Wordy, Descriptive
Hawthorne loves words; he rolls around in them like a happy pig in a mud puddle. You can tell how much he enjoys playing with language in nearly every passage of The House of the Seven Gable. Let's take one to start with:
Never had the old house appeared so dismal to poor Hepzibah, as when she departed on that wretched errand. There was a strange aspect in it. As she trode along the foot-worn passages, and opened one crazy door after another, and ascended the creaking staircase, she gazed wistfully and fearfully around. It would have been no marvel, to her excited mind, if, behind or beside her, there had been the rustle of dead people's garments, or pale visages awaiting her on the landing place above. (16.1)
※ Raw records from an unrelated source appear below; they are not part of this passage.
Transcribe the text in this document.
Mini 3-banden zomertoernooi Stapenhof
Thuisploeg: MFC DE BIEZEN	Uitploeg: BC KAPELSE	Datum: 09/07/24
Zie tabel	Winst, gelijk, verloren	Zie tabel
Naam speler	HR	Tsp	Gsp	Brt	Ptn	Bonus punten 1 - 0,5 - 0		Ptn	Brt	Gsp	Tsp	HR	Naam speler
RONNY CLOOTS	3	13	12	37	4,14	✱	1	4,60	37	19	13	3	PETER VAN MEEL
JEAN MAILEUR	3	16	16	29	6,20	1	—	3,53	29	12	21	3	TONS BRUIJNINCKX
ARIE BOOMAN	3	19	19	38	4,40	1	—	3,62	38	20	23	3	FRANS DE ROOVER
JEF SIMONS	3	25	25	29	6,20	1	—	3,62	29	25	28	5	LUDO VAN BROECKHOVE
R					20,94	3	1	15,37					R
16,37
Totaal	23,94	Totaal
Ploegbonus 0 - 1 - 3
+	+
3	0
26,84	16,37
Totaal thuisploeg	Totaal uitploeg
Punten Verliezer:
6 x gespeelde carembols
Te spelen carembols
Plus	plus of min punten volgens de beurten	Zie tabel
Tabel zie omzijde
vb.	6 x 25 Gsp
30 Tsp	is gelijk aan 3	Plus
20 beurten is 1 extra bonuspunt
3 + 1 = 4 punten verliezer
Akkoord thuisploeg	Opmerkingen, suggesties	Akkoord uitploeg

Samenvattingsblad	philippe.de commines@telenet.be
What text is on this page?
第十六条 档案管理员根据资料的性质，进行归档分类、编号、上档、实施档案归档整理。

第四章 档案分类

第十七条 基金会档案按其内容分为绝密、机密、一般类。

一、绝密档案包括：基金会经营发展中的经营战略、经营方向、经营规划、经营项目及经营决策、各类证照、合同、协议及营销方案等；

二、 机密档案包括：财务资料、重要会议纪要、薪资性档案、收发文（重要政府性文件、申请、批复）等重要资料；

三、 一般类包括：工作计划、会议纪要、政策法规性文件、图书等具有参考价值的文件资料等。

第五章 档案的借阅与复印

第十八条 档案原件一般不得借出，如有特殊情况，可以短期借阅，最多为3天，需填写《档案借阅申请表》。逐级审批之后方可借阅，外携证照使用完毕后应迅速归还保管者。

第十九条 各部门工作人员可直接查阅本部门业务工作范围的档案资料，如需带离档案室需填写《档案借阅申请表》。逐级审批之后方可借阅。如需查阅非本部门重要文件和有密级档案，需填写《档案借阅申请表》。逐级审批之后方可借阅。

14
(The "wretched errand," by the way, is to fetch Clifford to meet with Judge Pyncheon.) Check out the verbiage in this passage. Almost every noun gets its own adjective. Almost every verb gets at least an adverb or two. Everything is descriptive: it's not just Hepzibah, it's "poor Hepzibah"; it's not just an errand, it's a "wretched errand"; and it's not just a staircase, it's a "creaking staircase." You get the idea.
All Hepzibah is doing here is walking through the house, but Hawthorne spends sentence after sentence telling you what she sees and how she feels. This level of descriptive detail makes us feel as though we are walking alongside her, past "one crazy door after another" in her creepy old house.